As Marcia does the dishes, she hears her daughter call from upstairs. “Mom, Mo-o-o-m . . . ” She races up but Ruthie isn’t in her room or even in the house. “Was that you, Bird?” she says to the parrot in the den. The parrot has learned to mimic all kinds of things—Charlie’s sneezing fits, farts, the beeps of the burglar alarm. Smooching sounds. How did it learn that?
“Grape or peanut?” Marcia says. Grape or peanut. All day long. It was Ruthie who wanted the parrot. She just had to have it after her gerbils died. “Messy creatures,” Marcia said, trying to ward off the inevitable. But Ruthie persisted. She was ten and knew how to persist. “You want a pet that will outlive you? That will outlive us all?” Ruthie nodded vigorously. “Yes,” she said, she did.
Ruthie had planned to be home for the rest of her life, but now she’s hardly here. Out and about with her pack of pals, only rare sightings. Flew the coop, Charlie says. Marcia isn’t exactly mad at her daughter, but she is mad about the bird. Picky eater. Plays with his food. Marcia’s problem now.
Bird bangs on its cage like a prisoner as Marcia tries to find a radio station. He prefers Coltrane to Miles, though he doesn’t seem to mind Eminem or Jay-Z. She gets Z-100, a little contemporary rock, but Bird starts clicking his tongue and dancing. Marcia dances with him, then sniffs the air.

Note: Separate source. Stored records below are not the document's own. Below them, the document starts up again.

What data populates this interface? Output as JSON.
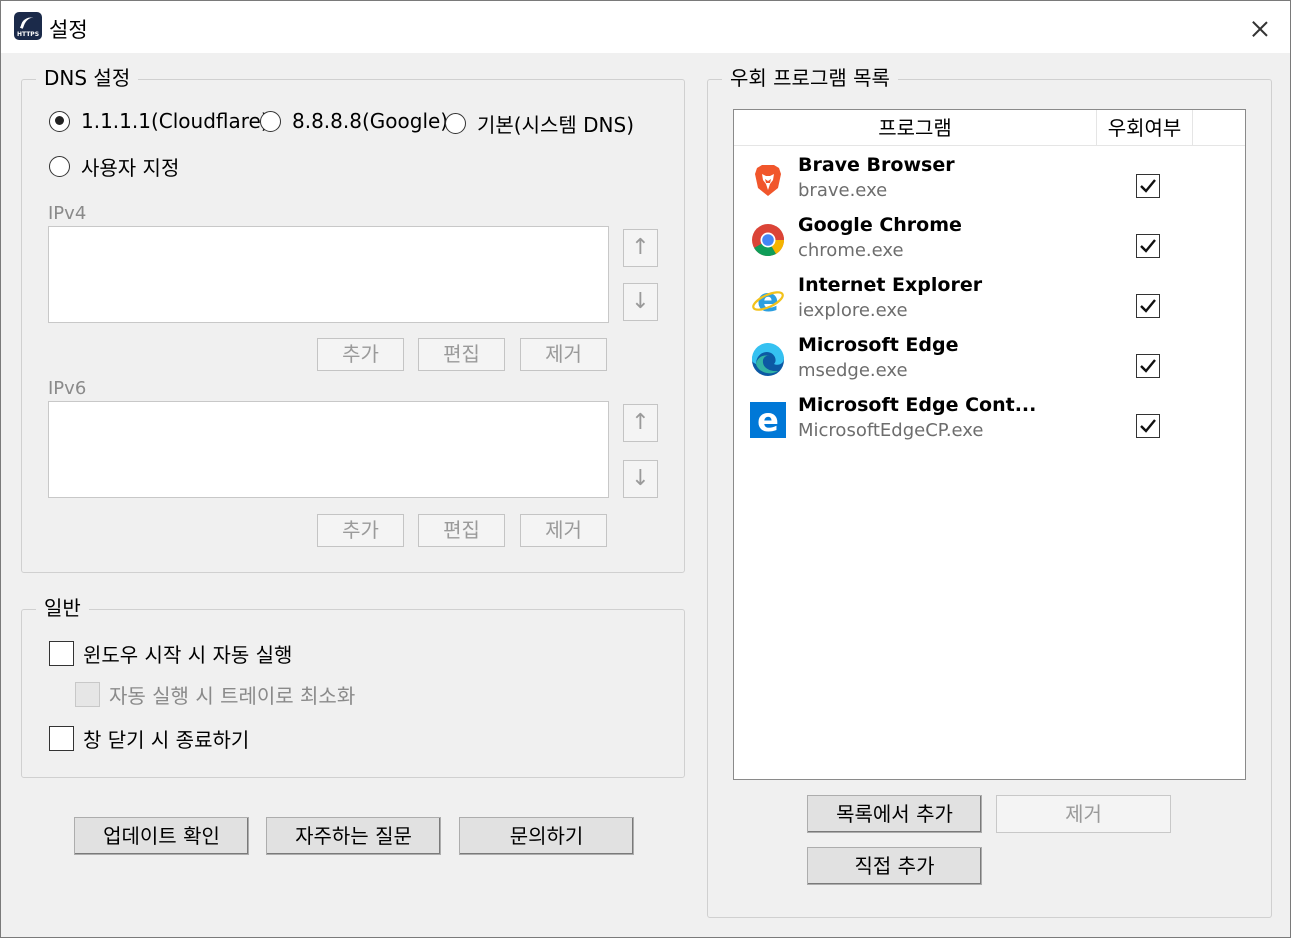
{
  "window": {
    "title": "설정",
    "app_icon_text": "HTTPS"
  },
  "dns": {
    "group_title": "DNS 설정",
    "options": [
      {
        "label": "1.1.1.1(Cloudflare)",
        "selected": true
      },
      {
        "label": "8.8.8.8(Google)",
        "selected": false
      },
      {
        "label": "기본(시스템 DNS)",
        "selected": false
      },
      {
        "label": "사용자 지정",
        "selected": false
      }
    ],
    "ipv4_label": "IPv4",
    "ipv6_label": "IPv6",
    "up_arrow": "↑",
    "down_arrow": "↓",
    "add_label": "추가",
    "edit_label": "편집",
    "remove_label": "제거"
  },
  "general": {
    "group_title": "일반",
    "autostart_label": "윈도우 시작 시 자동 실행",
    "minimize_label": "자동 실행 시 트레이로 최소화",
    "exit_on_close_label": "창 닫기 시 종료하기"
  },
  "footer": {
    "update_label": "업데이트 확인",
    "faq_label": "자주하는 질문",
    "contact_label": "문의하기"
  },
  "bypass": {
    "group_title": "우회 프로그램 목록",
    "col_program": "프로그램",
    "col_bypass": "우회여부",
    "programs": [
      {
        "name": "Brave Browser",
        "exe": "brave.exe",
        "checked": true,
        "icon": "brave-icon"
      },
      {
        "name": "Google Chrome",
        "exe": "chrome.exe",
        "checked": true,
        "icon": "chrome-icon"
      },
      {
        "name": "Internet Explorer",
        "exe": "iexplore.exe",
        "checked": true,
        "icon": "ie-icon"
      },
      {
        "name": "Microsoft Edge",
        "exe": "msedge.exe",
        "checked": true,
        "icon": "edge-icon"
      },
      {
        "name": "Microsoft Edge Cont...",
        "exe": "MicrosoftEdgeCP.exe",
        "checked": true,
        "icon": "edge-legacy-icon"
      }
    ],
    "add_from_list_label": "목록에서 추가",
    "remove_label": "제거",
    "add_direct_label": "직접 추가"
  }
}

“Let’s clean your cage,” she says. She opens the door and Bird walks out. He sits on his perch, ready to peck her. Marcia heads into the bathroom for the cleaning solvent and a cloth and pauses in front of the mirror.

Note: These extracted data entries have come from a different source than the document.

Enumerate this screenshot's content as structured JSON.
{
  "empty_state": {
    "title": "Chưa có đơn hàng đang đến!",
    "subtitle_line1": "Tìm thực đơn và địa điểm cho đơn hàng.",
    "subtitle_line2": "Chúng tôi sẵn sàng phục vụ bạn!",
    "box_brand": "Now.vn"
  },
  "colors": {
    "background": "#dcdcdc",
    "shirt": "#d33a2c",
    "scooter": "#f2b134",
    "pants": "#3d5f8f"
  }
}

“Yuck,” she says, poking the bags under her eyes. “Who’s that?”
“Mom,” Bird says. “Mom.”
A few dark hairs appear on her chin and she attacks these with tweezers, rubs Botox cream across her brow. It’s all maintenance now. She sucks in her cheeks and tries to see the girl she once was. She actually sees that girl from time to time, walking down the street, moving through the neighborhood with her friends like a swarm of locusts. When she looks at pictures of her daughter, Marcia thinks, “Oh, that’s a picture of me.”
But of course it isn’t.
Ruthie has gotten so big that sometimes Marcia doesn’t even recognize her. Once Marcia paused in front of the video store and thought, “Who is that woman waving at me?”
A child, she had thought, is forever. Like a diamond. No. Now a bird might be forever. Her daughter grew up and she finds herself with time on her hands. She can go to the gym three days a week, read a book. She’s got hours to stake her roses and talk with friends on the phone. All this time now feels endless. Like one big lump.
One thing adds up to the next slowly until a day is completed, not like before when she rushed to drop Ruthie off at day care, then to work, then grab some food at the supermarket or decide most nights to order in, pick up the kid by six. Bath, feed, bed maybe, collapse. Same thing the next day. But now there’s no more night-night tuck-in; now it’s blab blab blab on the phone, night Mom, night Dad, can I have money for my nails. Peck peck.
Marcia takes some of Ruthie’s cover-up, spreads it under her eyes. She eyes a T-shirt of Ruthie’s and slips it on. Admiring herself, she hears the flapping of wings. Bird is soaring. Rising and flapping through the house. Molting feathers coast through the air. He makes a beeline down the hall, then a sharp turn into the bathroom as Marcia lifts up a finger and he lands.
“Enough of this,” she says.
Marcia is tired of Bird flying around the house. Clip its wings, the parrot book says. Otherwise they grow feral and wild. In the book are instructions. Put a towel over the bird’s head so it doesn’t bite you. Hold its flight feathers in your hand. Clip just the tips where you don’t see a vein. Marcia follows the instructions using Charlie’s beard scissors. Snip snip, now you won’t fly. Snip, snip, now you’re mine.
Suddenly blood gushes. A lot of it. Marcia reads on. Do not clip the blood feathers. They are immature and still connected to venal system. Cradling Bird, red liquid gushing between her fingers, Marcia calls Ruthie on her cell phone, but gets rap music instead. Not knowing what else to do, she races to the kitchen and grabs cornstarch. She powders Bird, dabbing its bleeding feather. When she is done, he sits perched on her finger, white. Ghost Bird.
She takes him back to his cage. “Let go,” he tells her.
“What’re you talking about?” she says.
That afternoon Marcia is in the garden, pruning roses when she hears Ruthie call. “Hey, Mom, Mo-o-o-o-m.” She rushes up from the garden. “Hi, Ruthie, honey. You’re home . . . ” Ruthie is no where. Upstairs Bird ruffles his feathers, a white cloud rising, when he sees her come in.